Têm surgido imensas injustiças neste âmbito, porque o JIC comunica à entidade patronal, pública ou privada, a suspensão que concerne a cada arguido, sem fazer, como claramente deveria, a cisão entre suspensão de funções e suspensão de profissão, e regularmente, quando se trata da primeira, tornam-na extensiva à segunda. Ora, isto é um ato irrefletido, que tem condições nefastas na sobrevivência do trabalhador e seus familiares, conduzindo por vezes à sua insolvência.

Depois, ofendem-se direitos fundamentais do trabalhador, para além de disposições da lei ordinária, designadamente o CPP, e disposições avulsas, como é o caso do Estatuto Disciplinar dos Trabalhadores que Exercem Funções Públicas.

Portanto, não saia do primeiro interrogatório sem questionar, se for o caso.

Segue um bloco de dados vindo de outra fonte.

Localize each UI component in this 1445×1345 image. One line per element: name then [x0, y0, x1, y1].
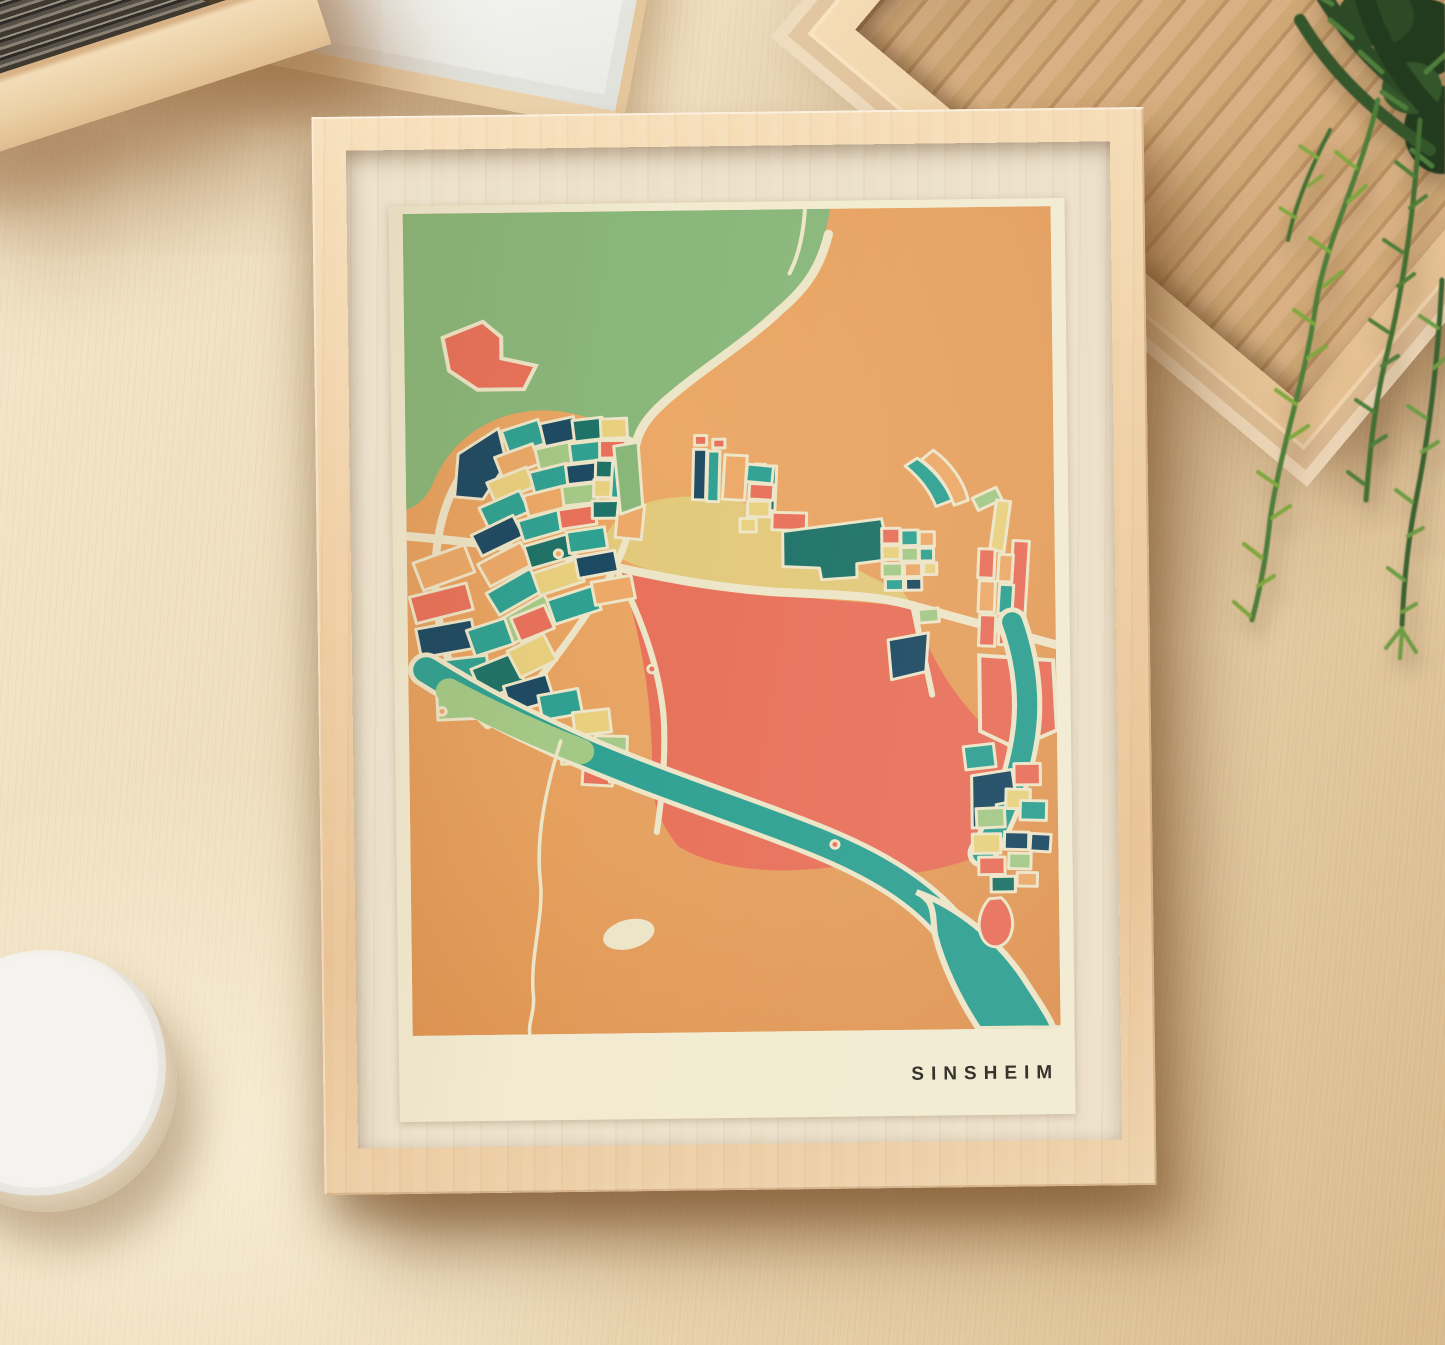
poster-frame: SINSHEIM [311, 107, 1156, 1195]
map-poster: SINSHEIM [389, 198, 1076, 1122]
city-map-graphic [403, 206, 1061, 1036]
striped-art-frame [0, 0, 331, 177]
map-art [403, 206, 1061, 1036]
desk-scene: SINSHEIM [0, 0, 1445, 1345]
hanging-plant [1120, 0, 1445, 700]
frame-mat: SINSHEIM [346, 141, 1122, 1148]
poster-title: SINSHEIM [911, 1062, 1059, 1086]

Se tiver dúvidas, apresente-se no local de trabalho e exija que lhe atribuam outra tarefa, e em últimas circunstâncias, que o mandem para casa sem a perda da retribuição base a que tem direito. Se a retribuição não for paga, cortam-lhe outras regalias sociais, e fica tão despido como nasceu.

  • No que concerne ao terceiro ponto da indicada discórdia, prende-se com a segunda parte do título deste artigo. No caso do arguido vir a ser condenado, em termos penais, o desconto apenas se aplica em caso de prisão preventiva. Então, e relativamente às medidas de coação?

Se houver pena, as restantes medidas de coação, por mais gravosas que tenham sido, causando repercussões sociais indesejáveis, abalando a saúde do arguido e seus familiares, prejudicando-o na sua carreira, etc., foram medidas cautelares, e como tal não têm o efeito de desconto na pena.

Pior será a situação em que o tribunal vem a reconhecer a absolvição do arguido, caso em que, apesar de indemnização a pagar pelo Estado, nunca compensa a situação ante descrita.

Sejam quais forem as circunstâncias, com culpa ou sem culpa, entendo que as medidas de coação deveriam todas, hierarquicamente, ser consideradas uma antecipação da pena. Pelo que, deveriam entrar como desconto ou atenuação especial da pena, o que efetivamente nunca acontece.